Antes de empezar a aprender activamente en la escuela, aprendemos muchas lecciones de vida en casa, la mayoría de ellas principalmente de nuestras madres. Con motivo del Día Mundial de los Docentes, saludamos a nuestras mejores maestras: nuestras madres.

Mis parientes todavía bromean diciendo que en mi infancia era como una cría de ganso, que siempre iba detrás de mi madre. Tal vez fuera la relación umbilical, pero tenía que estar cerca de ella.

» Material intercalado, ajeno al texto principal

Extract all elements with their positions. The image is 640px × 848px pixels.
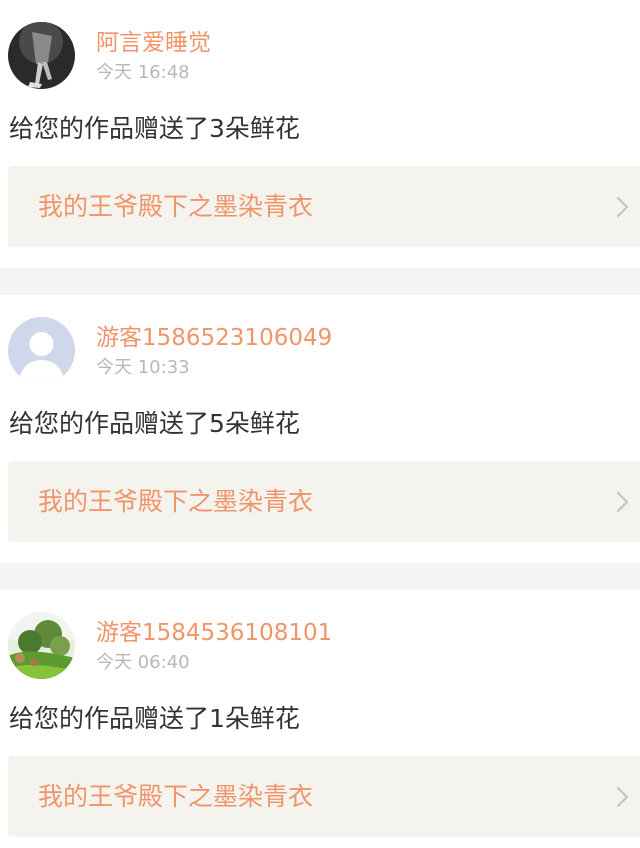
- landscape-avatar-icon: [8, 612, 75, 679]
- username[interactable]: 游客1586523106049: [96, 323, 332, 353]
- work-title: 我的王爷殿下之墨染青衣: [38, 782, 314, 811]
- notification-feed: 阿言爱睡觉 今天 16:48 给您的作品赠送了3朵鲜花 我的王爷殿下之墨染青衣 …: [0, 0, 640, 848]
- avatar[interactable]: [8, 317, 75, 384]
- gift-message: 给您的作品赠送了5朵鲜花: [9, 409, 300, 438]
- work-title: 我的王爷殿下之墨染青衣: [38, 487, 314, 516]
- gift-message: 给您的作品赠送了3朵鲜花: [9, 114, 300, 143]
- gift-message: 给您的作品赠送了1朵鲜花: [9, 704, 300, 733]
- chevron-right-icon: [616, 196, 630, 218]
- timestamp: 今天 16:48: [96, 62, 190, 83]
- work-link[interactable]: 我的王爷殿下之墨染青衣: [8, 461, 640, 542]
- gift-notification-card: 游客1584536108101 今天 06:40 给您的作品赠送了1朵鲜花 我的…: [0, 590, 640, 848]
- gift-notification-card: 游客1586523106049 今天 10:33 给您的作品赠送了5朵鲜花 我的…: [0, 295, 640, 563]
- chevron-right-icon: [616, 786, 630, 808]
- timestamp: 今天 10:33: [96, 357, 190, 378]
- avatar[interactable]: [8, 22, 75, 89]
- default-user-avatar-icon: [8, 317, 75, 384]
- chevron-right-icon: [616, 491, 630, 513]
- avatar[interactable]: [8, 612, 75, 679]
- username[interactable]: 游客1584536108101: [96, 618, 332, 648]
- username[interactable]: 阿言爱睡觉: [96, 28, 211, 58]
- photo-avatar-icon: [8, 22, 75, 89]
- gift-notification-card: 阿言爱睡觉 今天 16:48 给您的作品赠送了3朵鲜花 我的王爷殿下之墨染青衣: [0, 0, 640, 268]
- work-link[interactable]: 我的王爷殿下之墨染青衣: [8, 756, 640, 837]
- work-link[interactable]: 我的王爷殿下之墨染青衣: [8, 166, 640, 247]
- work-title: 我的王爷殿下之墨染青衣: [38, 192, 314, 221]
- timestamp: 今天 06:40: [96, 652, 190, 673]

Cuando empecé a recordar mis días de infancia, me di cuenta de que desde muy joven había empezado a ensayar muchas de sus ideologías y a reflejar sus hábitos. Hace poco, mi mejor amiga me dijo: «Sabes, cada vez que estás pensando en algo, te quedas mirando a lo lejos con la mano derecha en la cabeza», y me quedé mirándola sin comprender, ¡y me di cuenta de que eso era exactamente lo que hacía mi madre!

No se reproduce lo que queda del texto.